Venture Capital, US and Europe different in approach but similar in performance

May 17, 2026

 

The dominant model is the US one and, on this, there is little doubt: the numbers show that the US venture capital market is about five times larger than the European one. And, by the way, the US venture capital model itself, established in 1946, was also adopted in Europe in the 1970s, as Massimo Colombo, professor of Innovation Economics, Entrepreneurship and Entrepreneurial Finance at the Polimi School of Management, one of the European business schools (together with Audencia Business School, IE Business School, Stockholm School of Economics (SSE), Universidad Complutense de Madrid, Vlerick Business School and University of Ghent, University of Luxembourg) that carried out the study ‘Practices of European and American Venture Capitalists: homogeneity and heterogeneity at work’.

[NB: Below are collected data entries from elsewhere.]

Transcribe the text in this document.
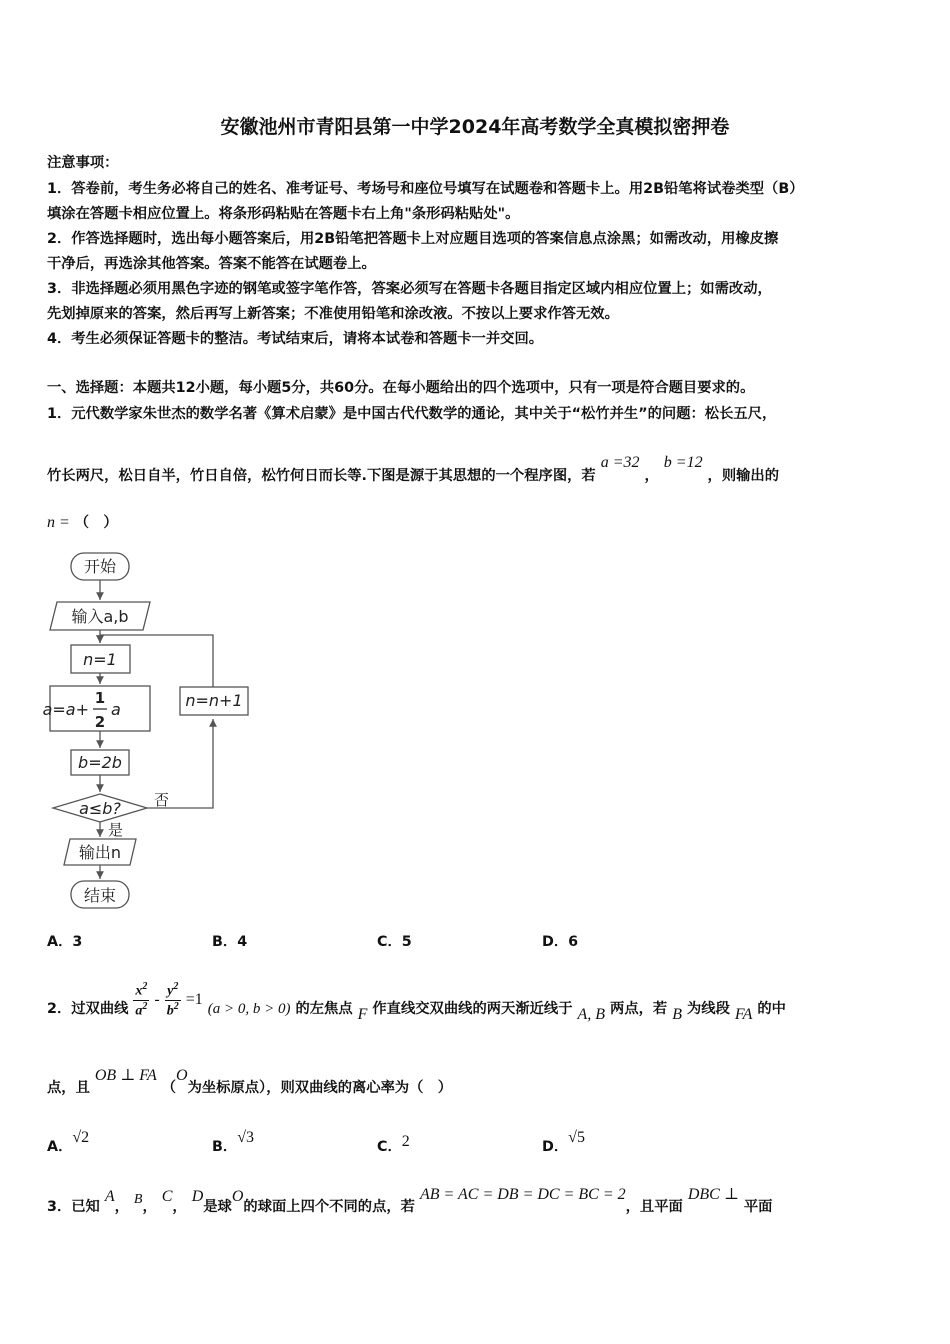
安徽池州市青阳县第一中学2024年高考数学全真模拟密押卷
注意事项：
1．答卷前，考生务必将自己的姓名、准考证号、考场号和座位号填写在试题卷和答题卡上。用2B铅笔将试卷类型（B）
填涂在答题卡相应位置上。将条形码粘贴在答题卡右上角"条形码粘贴处"。
2．作答选择题时，选出每小题答案后，用2B铅笔把答题卡上对应题目选项的答案信息点涂黑；如需改动，用橡皮擦
干净后，再选涂其他答案。答案不能答在试题卷上。
3．非选择题必须用黑色字迹的钢笔或签字笔作答，答案必须写在答题卡各题目指定区域内相应位置上；如需改动，
先划掉原来的答案，然后再写上新答案；不准使用铅笔和涂改液。不按以上要求作答无效。
4．考生必须保证答题卡的整洁。考试结束后，请将本试卷和答题卡一并交回。
一、选择题：本题共12小题，每小题5分，共60分。在每小题给出的四个选项中，只有一项是符合题目要求的。
1．元代数学家朱世杰的数学名著《算术启蒙》是中国古代代数学的通论，其中关于“松竹并生”的问题：松长五尺，
竹长两尺，松日自半，竹日自倍，松竹何日而长等.下图是源于其思想的一个程序图，若 a =32 ， b =12 ，则输出的
n = （　）
开始
输入a,b
n=1
a=a+
1
2
a
b=2b
a≤b? 否
是
n=n+1
输出n
结束
A．3	B．4	C．5	D．6
2．过双曲线 $\frac{x^2}{a^2} - \frac{y^2}{b^2} =1$ (a > 0, b > 0) 的左焦点 F 作直线交双曲线的两天渐近线于 A, B 两点，若 B 为线段 FA 的中
点，且 OB ⊥ FA （O为坐标原点），则双曲线的离心率为（　）
A．√2
B．√3
C．2	D．√5
3．已知 A， B， C， D是球O的球面上四个不同的点，若 AB = AC = DB = DC = BC = 2，且平面 DBC ⊥ 平面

Focusing on the differences between the two ecosystems, the study analyses how institutional contexts influence venture capital decisions in Europe compared to the US, based on a survey of 611 managers from 396 companies, representing 55% of market capitalisation and €130 billion under management.

Loading…

The results reported in this paper disprove the commonplace that US venture capital outperforms European venture capital, supported by the data: ‘The performance metrics are almost identical, you target similar returns, face the same failure rates, and achieve equivalent high-level results,’ the study says. The difference lies in the way investment decisions are made, deals are chosen and risk is assessed, determining who gets funding and who does not’.

European venture capitalists have a narrower deal flow, as they seize fewer opportunities: they rely on current market conditions, whereas US venture capitalists mainly use predictive financial models to estimate scalability and project potential.

Operators in both systems believe that success depends on the team (96% of the sample) as well as failure (92%), but Europeans seem to place less importance on the business model (43%), strategic fit (43%), and other fundamentals such as product and market, which in the United States count for 74% and 68% of managers respectively. These differences also extend to the perception of the ideal founder: ‘in Europe, priority is given to individual qualities such as passion, determination and commitment. in the US, the focus is on team cohesion, organisational structure and interpersonal dynamics,’ the study continues.